A laser technique developed by scientists at the University of St. Andrews (St. Andrews, Scotland) could provide Vogel and his colleagues with a way to introduce their nanoparticles into human cells.5 The process, which has seen genes delivered directly into mammal cells using a laser, first involves suspending the cell to be implanted in a solution of the gene material to be introduced. A violet diode laser is then focused on the cell membrane for a matter of milliseconds, which causes the membrane to open. Researchers believe that the adaptability of the technique means it could have wide applications, including delivery of anticancer agents directly into cells, and in advanced studies of neuro-degenerative diseases such as Alzheimer’s and Parkinson’s.

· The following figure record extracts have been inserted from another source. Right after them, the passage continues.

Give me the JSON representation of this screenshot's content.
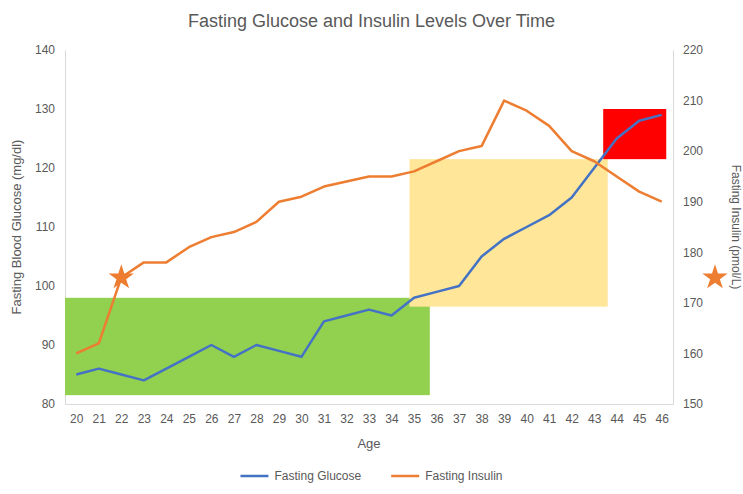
{
  "chart_data": {
    "type": "line",
    "title": "Fasting Glucose and Insulin Levels Over Time",
    "x_label": "Age",
    "y_label": "Fasting Blood Glucose (mg/dl)",
    "y2_label": "Fasting Insulin (pmol/L)",
    "x": [
      20,
      21,
      22,
      23,
      24,
      25,
      26,
      27,
      28,
      29,
      30,
      31,
      32,
      33,
      34,
      35,
      36,
      37,
      38,
      39,
      40,
      41,
      42,
      43,
      44,
      45,
      46
    ],
    "xlim": [
      19.5,
      46.5
    ],
    "xticks": [
      20,
      21,
      22,
      23,
      24,
      25,
      26,
      27,
      28,
      29,
      30,
      31,
      32,
      33,
      34,
      35,
      36,
      37,
      38,
      39,
      40,
      41,
      42,
      43,
      44,
      45,
      46
    ],
    "ylim": [
      80,
      140
    ],
    "yticks": [
      80,
      90,
      100,
      110,
      120,
      130,
      140
    ],
    "y2lim": [
      150,
      220
    ],
    "y2ticks": [
      150,
      160,
      170,
      180,
      190,
      200,
      210,
      220
    ],
    "grid": false,
    "legend": "bottom",
    "series": [
      {
        "name": "Fasting Glucose",
        "color": "#4472c4",
        "values": [
          85,
          86,
          85,
          84,
          86,
          88,
          90,
          88,
          90,
          89,
          88,
          94,
          95,
          96,
          95,
          98,
          99,
          100,
          105,
          108,
          110,
          112,
          115,
          120,
          125,
          128,
          129
        ]
      },
      {
        "name": "Fasting Insulin",
        "color": "#ed7d31",
        "axis": "y2",
        "values": [
          160,
          162,
          175,
          178,
          178,
          181,
          183,
          184,
          186,
          190,
          191,
          193,
          194,
          195,
          195,
          196,
          198,
          200,
          201,
          210,
          208,
          205,
          200,
          198,
          195,
          192,
          190
        ]
      }
    ],
    "shaded_regions": [
      {
        "x0": 19.5,
        "x1": 35.7,
        "y0": 81.5,
        "y1": 98,
        "color": "#92d050"
      },
      {
        "x0": 34.8,
        "x1": 43.6,
        "y0": 96.5,
        "y1": 121.5,
        "color": "#ffe699"
      },
      {
        "x0": 43.4,
        "x1": 46.2,
        "y0": 121.5,
        "y1": 130,
        "color": "#ff0000"
      }
    ],
    "star_markers": [
      {
        "x": 22,
        "y": 175,
        "axis": "y2",
        "marker": "star",
        "color": "#ed7d31"
      },
      {
        "y": 175,
        "axis": "y2",
        "marker": "star",
        "color": "#ed7d31"
      }
    ]
  }
}
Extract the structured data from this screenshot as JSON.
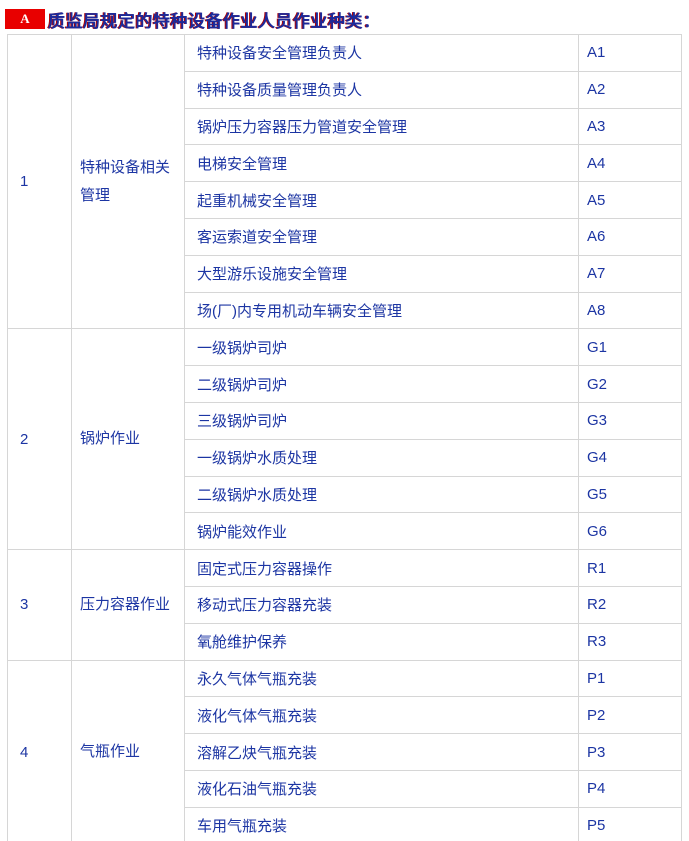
{
  "page": {
    "badge": "A",
    "title": "质监局规定的特种设备作业人员作业种类："
  },
  "colors": {
    "badge_bg": "#e80000",
    "badge_fg": "#ffffff",
    "title_blue": "#1b2a9b",
    "title_red_fringe": "#b40000",
    "table_text": "#1c35a3",
    "border": "#d6d6d6",
    "background": "#ffffff"
  },
  "table": {
    "sections": [
      {
        "no": "1",
        "category": "特种设备相关管理",
        "rows": [
          {
            "job": "特种设备安全管理负责人",
            "code": "A1"
          },
          {
            "job": "特种设备质量管理负责人",
            "code": "A2"
          },
          {
            "job": "锅炉压力容器压力管道安全管理",
            "code": "A3"
          },
          {
            "job": "电梯安全管理",
            "code": "A4"
          },
          {
            "job": "起重机械安全管理",
            "code": "A5"
          },
          {
            "job": "客运索道安全管理",
            "code": "A6"
          },
          {
            "job": "大型游乐设施安全管理",
            "code": "A7"
          },
          {
            "job": "场(厂)内专用机动车辆安全管理",
            "code": "A8"
          }
        ]
      },
      {
        "no": "2",
        "category": "锅炉作业",
        "rows": [
          {
            "job": "一级锅炉司炉",
            "code": "G1"
          },
          {
            "job": "二级锅炉司炉",
            "code": "G2"
          },
          {
            "job": "三级锅炉司炉",
            "code": "G3"
          },
          {
            "job": "一级锅炉水质处理",
            "code": "G4"
          },
          {
            "job": "二级锅炉水质处理",
            "code": "G5"
          },
          {
            "job": "锅炉能效作业",
            "code": "G6"
          }
        ]
      },
      {
        "no": "3",
        "category": "压力容器作业",
        "rows": [
          {
            "job": "固定式压力容器操作",
            "code": "R1"
          },
          {
            "job": "移动式压力容器充装",
            "code": "R2"
          },
          {
            "job": "氧舱维护保养",
            "code": "R3"
          }
        ]
      },
      {
        "no": "4",
        "category": "气瓶作业",
        "rows": [
          {
            "job": "永久气体气瓶充装",
            "code": "P1"
          },
          {
            "job": "液化气体气瓶充装",
            "code": "P2"
          },
          {
            "job": "溶解乙炔气瓶充装",
            "code": "P3"
          },
          {
            "job": "液化石油气瓶充装",
            "code": "P4"
          },
          {
            "job": "车用气瓶充装",
            "code": "P5"
          }
        ]
      }
    ]
  }
}
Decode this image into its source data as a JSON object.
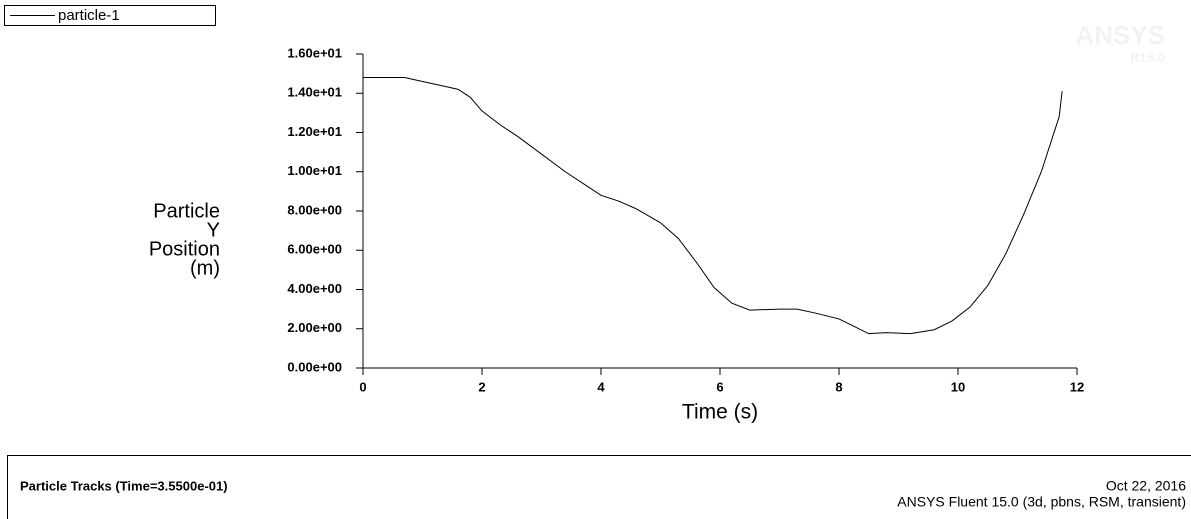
{
  "chart_data": {
    "type": "line",
    "x_label": "Time (s)",
    "y_label": [
      "Particle",
      "Y",
      "Position",
      "(m)"
    ],
    "watermark": [
      "ANSYS",
      "R15.0"
    ],
    "series": [
      {
        "name": "particle-1",
        "color": "#000000",
        "x": [
          0,
          0.5,
          0.7,
          1.0,
          1.3,
          1.6,
          1.8,
          2.0,
          2.3,
          2.6,
          3.0,
          3.4,
          3.8,
          4.0,
          4.3,
          4.6,
          5.0,
          5.3,
          5.6,
          5.9,
          6.2,
          6.5,
          7.0,
          7.3,
          7.6,
          8.0,
          8.2,
          8.5,
          8.8,
          9.2,
          9.6,
          9.9,
          10.2,
          10.5,
          10.8,
          11.1,
          11.4,
          11.7,
          11.75
        ],
        "values": [
          14.8,
          14.8,
          14.8,
          14.6,
          14.4,
          14.2,
          13.8,
          13.1,
          12.4,
          11.8,
          10.9,
          10.0,
          9.2,
          8.8,
          8.5,
          8.1,
          7.4,
          6.6,
          5.4,
          4.1,
          3.3,
          2.95,
          3.0,
          3.0,
          2.8,
          2.5,
          2.2,
          1.75,
          1.8,
          1.75,
          1.95,
          2.4,
          3.1,
          4.2,
          5.8,
          7.8,
          10.0,
          12.8,
          14.1
        ]
      }
    ],
    "xlim": [
      0,
      12
    ],
    "xticks": [
      0,
      2,
      4,
      6,
      8,
      10,
      12
    ],
    "ylim": [
      0,
      16
    ],
    "yticks": [
      {
        "value": 0,
        "label": "0.00e+00"
      },
      {
        "value": 2,
        "label": "2.00e+00"
      },
      {
        "value": 4,
        "label": "4.00e+00"
      },
      {
        "value": 6,
        "label": "6.00e+00"
      },
      {
        "value": 8,
        "label": "8.00e+00"
      },
      {
        "value": 10,
        "label": "1.00e+01"
      },
      {
        "value": 12,
        "label": "1.20e+01"
      },
      {
        "value": 14,
        "label": "1.40e+01"
      },
      {
        "value": 16,
        "label": "1.60e+01"
      }
    ],
    "footer": {
      "left": "Particle Tracks  (Time=3.5500e-01)",
      "date": "Oct 22, 2016",
      "info": "ANSYS Fluent 15.0 (3d, pbns, RSM, transient)"
    }
  }
}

“We believe that we have only touched the surface with this technology,” said Ben Agate, a key researcher on the project. “The method is simple and inexpensive and could have important biomedical implications. Since it also has the potential to assist in the cellular delivery of other biomolecules, we are now looking at other cell types to see how widely applicable the method proves to be.”❏
REFERENCES
1. S. L. Jacques, Lasers in General Surgery 72(3) (June 1992).
2. M. F. Yanik, H. Cinar, H. N. Cinar, A. Chisholm, Y. Jin, A. Ben-Yakar, Nature 432(7019) (Dec. 16, 2004)
3. A. Vogel, V. Venugopalan, Chem. Rev. 103 (2003).
4. L. R. Hirsch et al., PNAS 100, 13549, DOI:10.1073/pnas.2232479100, 3 (2003).
5. L. Paterson et al., Optics Express 13(2) 595 (Jan. 24, 2005).